Drug addicts stage mass breakout in Vietnam

More than 400 people break free in country where UN has recommended drug rehabilitation centres be closed.

The government enforces compulsory treatment for the country's estimated 140,000 drug addicts [Reuters]

More than 400 Vietnamese drug addicts have escaped from a rehabilitation centre where they had been detained so that they could receive compulsory treatment, a local official said.

The detainees, many wielding sticks, broke free from the centre near the port city of Haiphong in northeast Vietnam late on Sunday.

“More than 400 inmates fled after breaking the door and threatened the guards of the centre with sticks,” Nguyen Huy Hoang, an official from Thuy Nguyen district – where the centre is located – told the AFP news agency.

US-based Human Rights Watch has denounced the conditions in Vietnam’s rehabilitation centres and a UN expert has recommended they be closed.

HRW says the treatment centres are “forced labour camps” where inmates do not receive proper healthcare and are often subjected to physical violence.

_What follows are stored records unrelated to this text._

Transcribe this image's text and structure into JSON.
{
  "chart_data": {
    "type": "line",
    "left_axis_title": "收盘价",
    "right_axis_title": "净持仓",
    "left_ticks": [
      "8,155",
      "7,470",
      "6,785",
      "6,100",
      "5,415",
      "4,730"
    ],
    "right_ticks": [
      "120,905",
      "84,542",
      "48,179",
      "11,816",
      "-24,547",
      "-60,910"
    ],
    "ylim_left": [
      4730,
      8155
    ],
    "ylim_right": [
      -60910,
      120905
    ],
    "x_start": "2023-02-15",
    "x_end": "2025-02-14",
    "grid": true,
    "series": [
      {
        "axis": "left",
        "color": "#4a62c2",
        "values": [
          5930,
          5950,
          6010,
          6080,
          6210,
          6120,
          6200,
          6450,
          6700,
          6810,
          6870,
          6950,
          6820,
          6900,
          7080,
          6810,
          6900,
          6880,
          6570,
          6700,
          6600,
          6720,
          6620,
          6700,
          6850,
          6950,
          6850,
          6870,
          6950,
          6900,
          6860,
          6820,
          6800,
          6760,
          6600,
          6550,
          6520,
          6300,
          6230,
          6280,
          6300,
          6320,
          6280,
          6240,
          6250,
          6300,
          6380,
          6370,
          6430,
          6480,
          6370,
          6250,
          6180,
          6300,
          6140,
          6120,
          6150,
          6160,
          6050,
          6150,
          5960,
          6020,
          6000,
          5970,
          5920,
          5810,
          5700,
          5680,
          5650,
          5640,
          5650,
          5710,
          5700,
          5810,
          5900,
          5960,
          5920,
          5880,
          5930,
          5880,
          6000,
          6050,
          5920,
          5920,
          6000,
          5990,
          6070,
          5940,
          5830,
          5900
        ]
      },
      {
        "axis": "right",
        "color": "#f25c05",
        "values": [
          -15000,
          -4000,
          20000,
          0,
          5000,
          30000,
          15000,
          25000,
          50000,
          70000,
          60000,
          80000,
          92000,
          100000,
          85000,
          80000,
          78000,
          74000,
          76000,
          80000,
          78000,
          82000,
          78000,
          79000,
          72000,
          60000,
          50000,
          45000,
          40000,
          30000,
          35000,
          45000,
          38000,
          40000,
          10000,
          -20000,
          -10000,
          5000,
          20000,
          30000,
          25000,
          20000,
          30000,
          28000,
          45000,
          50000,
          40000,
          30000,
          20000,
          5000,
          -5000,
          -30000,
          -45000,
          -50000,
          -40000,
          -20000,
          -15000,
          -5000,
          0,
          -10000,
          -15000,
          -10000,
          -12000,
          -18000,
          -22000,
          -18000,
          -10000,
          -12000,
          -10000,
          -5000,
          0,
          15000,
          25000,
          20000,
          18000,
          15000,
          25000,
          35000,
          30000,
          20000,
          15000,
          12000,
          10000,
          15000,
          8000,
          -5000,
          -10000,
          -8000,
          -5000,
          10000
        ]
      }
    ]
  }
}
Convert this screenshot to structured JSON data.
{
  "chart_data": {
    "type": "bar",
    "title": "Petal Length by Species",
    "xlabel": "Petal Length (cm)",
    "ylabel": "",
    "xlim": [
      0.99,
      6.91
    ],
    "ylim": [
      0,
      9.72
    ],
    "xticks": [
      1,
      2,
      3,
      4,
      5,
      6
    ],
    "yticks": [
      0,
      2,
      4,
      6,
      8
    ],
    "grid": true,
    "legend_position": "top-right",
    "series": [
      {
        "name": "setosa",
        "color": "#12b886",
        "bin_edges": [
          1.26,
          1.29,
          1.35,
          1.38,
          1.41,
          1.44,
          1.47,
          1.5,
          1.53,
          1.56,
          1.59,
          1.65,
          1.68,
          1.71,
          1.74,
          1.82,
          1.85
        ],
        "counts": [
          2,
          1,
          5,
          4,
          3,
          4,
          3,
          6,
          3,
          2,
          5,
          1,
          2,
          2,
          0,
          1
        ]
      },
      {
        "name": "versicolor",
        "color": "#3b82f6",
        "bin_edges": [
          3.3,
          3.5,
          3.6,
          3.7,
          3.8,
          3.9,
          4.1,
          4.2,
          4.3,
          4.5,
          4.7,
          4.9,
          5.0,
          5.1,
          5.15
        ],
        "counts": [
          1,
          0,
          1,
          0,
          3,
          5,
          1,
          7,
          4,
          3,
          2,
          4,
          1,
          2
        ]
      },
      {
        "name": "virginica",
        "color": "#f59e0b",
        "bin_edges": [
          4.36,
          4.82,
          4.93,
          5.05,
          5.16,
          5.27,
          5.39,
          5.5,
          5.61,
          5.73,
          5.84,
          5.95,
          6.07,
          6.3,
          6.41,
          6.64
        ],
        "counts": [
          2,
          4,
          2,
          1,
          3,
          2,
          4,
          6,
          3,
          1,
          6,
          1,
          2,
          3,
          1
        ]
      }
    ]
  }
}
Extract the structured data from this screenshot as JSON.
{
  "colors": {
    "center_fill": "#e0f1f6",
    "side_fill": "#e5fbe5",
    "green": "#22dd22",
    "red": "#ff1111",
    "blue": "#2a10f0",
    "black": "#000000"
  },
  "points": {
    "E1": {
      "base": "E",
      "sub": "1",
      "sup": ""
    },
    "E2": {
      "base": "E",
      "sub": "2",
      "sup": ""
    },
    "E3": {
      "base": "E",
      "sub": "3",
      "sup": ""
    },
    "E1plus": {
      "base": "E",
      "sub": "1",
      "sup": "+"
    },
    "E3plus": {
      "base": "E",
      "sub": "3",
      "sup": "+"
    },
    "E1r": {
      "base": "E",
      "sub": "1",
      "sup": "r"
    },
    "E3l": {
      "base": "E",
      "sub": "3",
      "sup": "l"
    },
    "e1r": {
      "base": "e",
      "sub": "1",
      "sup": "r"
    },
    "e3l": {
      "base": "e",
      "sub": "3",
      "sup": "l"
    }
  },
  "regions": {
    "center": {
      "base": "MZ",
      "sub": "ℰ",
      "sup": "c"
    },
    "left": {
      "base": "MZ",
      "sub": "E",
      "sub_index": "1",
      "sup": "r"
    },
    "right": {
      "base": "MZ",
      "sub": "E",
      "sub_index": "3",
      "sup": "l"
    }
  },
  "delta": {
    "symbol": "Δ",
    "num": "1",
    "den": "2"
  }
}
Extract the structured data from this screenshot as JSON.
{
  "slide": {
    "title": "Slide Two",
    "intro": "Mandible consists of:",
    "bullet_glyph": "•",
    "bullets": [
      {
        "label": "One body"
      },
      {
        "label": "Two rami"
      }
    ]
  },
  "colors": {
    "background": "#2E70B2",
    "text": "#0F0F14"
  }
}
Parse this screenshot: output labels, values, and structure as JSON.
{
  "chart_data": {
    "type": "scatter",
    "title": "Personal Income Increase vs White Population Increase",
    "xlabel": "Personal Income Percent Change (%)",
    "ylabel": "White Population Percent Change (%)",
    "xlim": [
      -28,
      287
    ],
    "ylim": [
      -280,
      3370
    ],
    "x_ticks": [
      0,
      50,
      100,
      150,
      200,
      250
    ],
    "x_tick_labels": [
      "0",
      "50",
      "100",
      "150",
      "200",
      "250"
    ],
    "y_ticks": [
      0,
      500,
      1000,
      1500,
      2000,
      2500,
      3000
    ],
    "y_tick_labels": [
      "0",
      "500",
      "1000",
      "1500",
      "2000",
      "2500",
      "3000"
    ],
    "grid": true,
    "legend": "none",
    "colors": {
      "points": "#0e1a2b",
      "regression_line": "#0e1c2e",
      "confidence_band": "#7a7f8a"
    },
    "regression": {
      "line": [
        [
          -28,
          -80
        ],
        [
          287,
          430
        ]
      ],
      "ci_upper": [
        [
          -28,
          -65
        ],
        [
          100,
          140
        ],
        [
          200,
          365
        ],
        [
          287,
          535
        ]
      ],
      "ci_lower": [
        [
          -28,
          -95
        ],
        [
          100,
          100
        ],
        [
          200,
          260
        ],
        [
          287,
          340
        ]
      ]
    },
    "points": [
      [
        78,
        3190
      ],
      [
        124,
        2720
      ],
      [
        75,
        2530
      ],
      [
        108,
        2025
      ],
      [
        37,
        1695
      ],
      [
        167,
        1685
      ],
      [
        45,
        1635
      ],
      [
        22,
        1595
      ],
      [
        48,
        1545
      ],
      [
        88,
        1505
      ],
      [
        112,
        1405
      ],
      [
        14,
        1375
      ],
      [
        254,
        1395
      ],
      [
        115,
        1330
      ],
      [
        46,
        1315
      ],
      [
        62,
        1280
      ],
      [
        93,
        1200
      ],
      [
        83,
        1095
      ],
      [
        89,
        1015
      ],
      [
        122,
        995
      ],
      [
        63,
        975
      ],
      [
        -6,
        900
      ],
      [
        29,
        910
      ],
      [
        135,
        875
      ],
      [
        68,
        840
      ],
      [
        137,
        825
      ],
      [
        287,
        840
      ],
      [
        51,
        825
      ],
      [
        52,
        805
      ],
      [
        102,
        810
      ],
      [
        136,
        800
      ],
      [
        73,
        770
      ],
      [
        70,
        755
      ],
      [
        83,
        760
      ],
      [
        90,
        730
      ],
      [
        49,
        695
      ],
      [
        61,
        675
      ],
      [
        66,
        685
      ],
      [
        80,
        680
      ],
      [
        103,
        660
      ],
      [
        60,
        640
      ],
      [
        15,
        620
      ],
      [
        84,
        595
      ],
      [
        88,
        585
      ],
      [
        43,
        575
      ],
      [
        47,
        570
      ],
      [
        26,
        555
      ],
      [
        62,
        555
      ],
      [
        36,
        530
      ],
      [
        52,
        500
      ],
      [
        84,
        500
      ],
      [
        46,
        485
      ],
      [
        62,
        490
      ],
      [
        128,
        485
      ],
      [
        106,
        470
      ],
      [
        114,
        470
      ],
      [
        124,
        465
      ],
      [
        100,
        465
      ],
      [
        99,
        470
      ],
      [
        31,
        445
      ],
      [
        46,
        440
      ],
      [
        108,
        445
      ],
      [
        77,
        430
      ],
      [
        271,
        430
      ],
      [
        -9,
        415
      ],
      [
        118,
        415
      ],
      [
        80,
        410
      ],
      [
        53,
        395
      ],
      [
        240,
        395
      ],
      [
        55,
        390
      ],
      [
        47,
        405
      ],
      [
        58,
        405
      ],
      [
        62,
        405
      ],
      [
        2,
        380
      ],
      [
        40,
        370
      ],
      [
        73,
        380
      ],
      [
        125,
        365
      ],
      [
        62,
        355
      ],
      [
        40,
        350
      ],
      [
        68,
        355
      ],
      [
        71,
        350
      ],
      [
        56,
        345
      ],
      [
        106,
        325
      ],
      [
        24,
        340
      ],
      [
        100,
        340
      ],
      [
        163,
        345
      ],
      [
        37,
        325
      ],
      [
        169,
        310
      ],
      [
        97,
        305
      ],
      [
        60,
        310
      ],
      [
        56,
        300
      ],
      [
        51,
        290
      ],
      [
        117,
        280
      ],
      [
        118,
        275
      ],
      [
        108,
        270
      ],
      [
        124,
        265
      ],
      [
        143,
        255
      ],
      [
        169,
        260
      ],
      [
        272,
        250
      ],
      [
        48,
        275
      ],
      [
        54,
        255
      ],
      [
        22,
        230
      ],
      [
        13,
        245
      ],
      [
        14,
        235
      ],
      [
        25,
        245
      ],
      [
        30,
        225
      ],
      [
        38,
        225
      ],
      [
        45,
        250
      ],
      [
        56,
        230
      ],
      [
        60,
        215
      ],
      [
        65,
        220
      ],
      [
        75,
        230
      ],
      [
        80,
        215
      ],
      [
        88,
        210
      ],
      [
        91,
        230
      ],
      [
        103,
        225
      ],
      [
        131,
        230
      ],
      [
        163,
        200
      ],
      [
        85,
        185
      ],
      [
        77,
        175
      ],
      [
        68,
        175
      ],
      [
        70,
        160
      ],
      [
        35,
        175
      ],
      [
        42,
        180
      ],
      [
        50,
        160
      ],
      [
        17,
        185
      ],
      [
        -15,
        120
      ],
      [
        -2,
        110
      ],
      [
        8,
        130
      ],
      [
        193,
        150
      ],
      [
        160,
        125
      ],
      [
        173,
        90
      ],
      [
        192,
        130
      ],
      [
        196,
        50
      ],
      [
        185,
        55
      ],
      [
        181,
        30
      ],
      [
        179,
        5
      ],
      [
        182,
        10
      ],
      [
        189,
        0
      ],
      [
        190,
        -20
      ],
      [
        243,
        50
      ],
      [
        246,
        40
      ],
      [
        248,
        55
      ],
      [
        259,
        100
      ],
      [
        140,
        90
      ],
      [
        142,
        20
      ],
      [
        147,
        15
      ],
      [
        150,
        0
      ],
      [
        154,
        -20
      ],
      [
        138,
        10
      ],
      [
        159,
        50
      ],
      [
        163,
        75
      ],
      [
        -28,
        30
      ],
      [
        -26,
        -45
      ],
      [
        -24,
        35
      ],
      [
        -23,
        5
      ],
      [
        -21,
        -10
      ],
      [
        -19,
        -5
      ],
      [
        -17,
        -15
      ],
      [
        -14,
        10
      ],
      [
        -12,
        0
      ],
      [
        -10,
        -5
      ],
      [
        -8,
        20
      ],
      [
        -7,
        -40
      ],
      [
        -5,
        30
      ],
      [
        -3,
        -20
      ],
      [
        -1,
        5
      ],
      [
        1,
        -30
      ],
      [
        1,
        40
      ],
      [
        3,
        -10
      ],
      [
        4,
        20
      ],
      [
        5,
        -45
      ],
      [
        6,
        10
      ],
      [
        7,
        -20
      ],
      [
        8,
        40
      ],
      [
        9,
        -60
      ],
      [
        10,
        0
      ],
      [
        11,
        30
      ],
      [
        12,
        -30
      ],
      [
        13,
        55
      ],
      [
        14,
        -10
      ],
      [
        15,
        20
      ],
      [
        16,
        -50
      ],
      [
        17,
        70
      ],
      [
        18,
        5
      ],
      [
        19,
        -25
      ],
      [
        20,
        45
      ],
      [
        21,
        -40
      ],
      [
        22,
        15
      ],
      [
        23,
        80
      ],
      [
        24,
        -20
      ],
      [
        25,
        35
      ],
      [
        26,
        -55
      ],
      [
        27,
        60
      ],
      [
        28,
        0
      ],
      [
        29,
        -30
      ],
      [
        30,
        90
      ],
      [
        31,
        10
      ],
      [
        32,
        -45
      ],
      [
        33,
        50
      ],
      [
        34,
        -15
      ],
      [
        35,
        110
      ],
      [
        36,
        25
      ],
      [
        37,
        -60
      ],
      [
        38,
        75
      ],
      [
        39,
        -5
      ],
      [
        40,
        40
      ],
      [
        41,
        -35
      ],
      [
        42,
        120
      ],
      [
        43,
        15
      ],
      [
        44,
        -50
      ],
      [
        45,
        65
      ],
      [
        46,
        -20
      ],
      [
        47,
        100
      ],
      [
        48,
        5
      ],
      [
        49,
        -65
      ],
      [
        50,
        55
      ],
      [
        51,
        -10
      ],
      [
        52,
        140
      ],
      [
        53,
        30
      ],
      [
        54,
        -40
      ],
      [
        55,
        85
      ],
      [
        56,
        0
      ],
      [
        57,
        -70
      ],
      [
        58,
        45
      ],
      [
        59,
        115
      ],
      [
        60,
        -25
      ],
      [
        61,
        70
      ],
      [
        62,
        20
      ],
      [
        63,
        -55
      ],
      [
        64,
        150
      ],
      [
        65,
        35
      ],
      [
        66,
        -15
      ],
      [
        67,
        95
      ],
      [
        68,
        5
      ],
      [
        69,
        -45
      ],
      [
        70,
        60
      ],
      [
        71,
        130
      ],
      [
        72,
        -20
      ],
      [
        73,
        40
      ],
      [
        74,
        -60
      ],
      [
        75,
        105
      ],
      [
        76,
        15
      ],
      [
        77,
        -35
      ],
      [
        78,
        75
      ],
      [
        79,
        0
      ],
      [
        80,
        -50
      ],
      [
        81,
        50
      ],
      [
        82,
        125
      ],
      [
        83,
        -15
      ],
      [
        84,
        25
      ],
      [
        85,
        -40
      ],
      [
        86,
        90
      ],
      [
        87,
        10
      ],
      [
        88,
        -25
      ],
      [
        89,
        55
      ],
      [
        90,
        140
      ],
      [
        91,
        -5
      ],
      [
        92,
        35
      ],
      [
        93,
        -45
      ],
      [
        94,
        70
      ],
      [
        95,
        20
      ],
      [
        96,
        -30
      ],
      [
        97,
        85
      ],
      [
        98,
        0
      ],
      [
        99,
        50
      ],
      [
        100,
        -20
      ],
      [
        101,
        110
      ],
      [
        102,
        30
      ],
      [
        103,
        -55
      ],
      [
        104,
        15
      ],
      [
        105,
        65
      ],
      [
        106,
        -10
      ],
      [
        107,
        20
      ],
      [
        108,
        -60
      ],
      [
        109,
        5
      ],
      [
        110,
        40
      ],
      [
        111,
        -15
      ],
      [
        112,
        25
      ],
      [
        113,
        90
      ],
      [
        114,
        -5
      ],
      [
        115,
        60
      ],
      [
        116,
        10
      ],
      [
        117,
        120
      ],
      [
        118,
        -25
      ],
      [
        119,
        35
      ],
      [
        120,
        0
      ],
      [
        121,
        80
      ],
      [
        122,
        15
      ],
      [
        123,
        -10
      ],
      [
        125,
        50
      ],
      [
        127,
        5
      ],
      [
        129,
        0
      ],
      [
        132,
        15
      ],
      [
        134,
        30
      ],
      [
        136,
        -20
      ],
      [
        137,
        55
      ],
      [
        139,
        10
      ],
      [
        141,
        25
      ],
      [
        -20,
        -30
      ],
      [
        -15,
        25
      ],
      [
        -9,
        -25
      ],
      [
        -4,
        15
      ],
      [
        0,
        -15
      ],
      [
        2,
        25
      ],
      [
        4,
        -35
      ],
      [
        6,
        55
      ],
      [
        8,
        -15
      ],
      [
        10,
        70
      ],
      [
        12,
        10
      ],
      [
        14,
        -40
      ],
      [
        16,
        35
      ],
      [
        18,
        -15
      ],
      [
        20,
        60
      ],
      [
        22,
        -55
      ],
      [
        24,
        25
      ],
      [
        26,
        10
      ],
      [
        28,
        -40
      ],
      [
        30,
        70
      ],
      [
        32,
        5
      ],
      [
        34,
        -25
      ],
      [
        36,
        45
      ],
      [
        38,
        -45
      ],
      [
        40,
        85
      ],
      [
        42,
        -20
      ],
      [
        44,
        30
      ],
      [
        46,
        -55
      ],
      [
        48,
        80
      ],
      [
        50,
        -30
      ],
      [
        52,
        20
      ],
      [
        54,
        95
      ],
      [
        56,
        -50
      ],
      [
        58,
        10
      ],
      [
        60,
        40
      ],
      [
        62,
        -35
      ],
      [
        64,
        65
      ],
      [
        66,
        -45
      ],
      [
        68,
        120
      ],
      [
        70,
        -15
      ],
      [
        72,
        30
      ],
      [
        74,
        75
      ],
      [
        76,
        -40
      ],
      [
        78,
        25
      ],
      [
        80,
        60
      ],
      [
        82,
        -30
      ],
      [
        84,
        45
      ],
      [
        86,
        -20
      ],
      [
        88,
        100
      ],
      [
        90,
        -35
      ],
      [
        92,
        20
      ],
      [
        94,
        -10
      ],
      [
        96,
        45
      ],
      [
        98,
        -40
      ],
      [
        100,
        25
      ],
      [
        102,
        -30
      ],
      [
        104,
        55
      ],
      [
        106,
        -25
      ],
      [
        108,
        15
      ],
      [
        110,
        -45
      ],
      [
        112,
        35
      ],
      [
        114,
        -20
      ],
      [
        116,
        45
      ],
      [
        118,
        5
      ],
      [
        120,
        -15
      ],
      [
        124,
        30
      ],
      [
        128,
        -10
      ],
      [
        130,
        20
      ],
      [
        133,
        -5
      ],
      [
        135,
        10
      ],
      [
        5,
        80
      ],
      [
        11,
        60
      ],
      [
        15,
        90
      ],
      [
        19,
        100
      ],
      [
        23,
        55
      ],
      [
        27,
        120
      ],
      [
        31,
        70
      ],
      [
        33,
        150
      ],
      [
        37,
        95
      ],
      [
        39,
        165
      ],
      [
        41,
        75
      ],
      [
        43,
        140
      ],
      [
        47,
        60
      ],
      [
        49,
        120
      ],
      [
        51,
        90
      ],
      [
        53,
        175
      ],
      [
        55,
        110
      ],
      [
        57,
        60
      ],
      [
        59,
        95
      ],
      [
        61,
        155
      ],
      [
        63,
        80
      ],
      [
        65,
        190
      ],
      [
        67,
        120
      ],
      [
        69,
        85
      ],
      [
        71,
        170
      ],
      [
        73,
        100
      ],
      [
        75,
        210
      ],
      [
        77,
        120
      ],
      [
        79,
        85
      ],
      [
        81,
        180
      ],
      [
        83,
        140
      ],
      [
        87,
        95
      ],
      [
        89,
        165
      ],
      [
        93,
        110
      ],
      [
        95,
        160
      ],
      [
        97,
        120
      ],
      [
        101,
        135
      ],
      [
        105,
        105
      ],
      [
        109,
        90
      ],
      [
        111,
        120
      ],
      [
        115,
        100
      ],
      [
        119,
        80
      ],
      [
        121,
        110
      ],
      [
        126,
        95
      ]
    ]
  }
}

Police found some of the addicts back at their homes, while about 30 others voluntarily returned to the treatment centre.

“The police are searching for those who are still at large,” in Haiphong, the third largest city in Vietnam, Hoang added.

Previous breakouts

The communist government enforces the compulsory treatment programme for the country’s estimated 140,000 drug addicts.

Addicts must undergo two-year spells of “rehabilitation” in what the government describes as an effort to bring down rising rates of drug use, especially among young people.

The treatment period at the Gia Minh centre, where the breakout took place, was recently extended to three years, Hoang said.

The centre has also reduced the amount of money spent on food, prompting complaints from the addicts, he added.

In May 2010 and April 2012, detainees at similar addiction treatment centres in Haiphong also staged breakouts.

Addicts are mostly forced to report to the centres by their family or local authorities, but they are not considered criminals.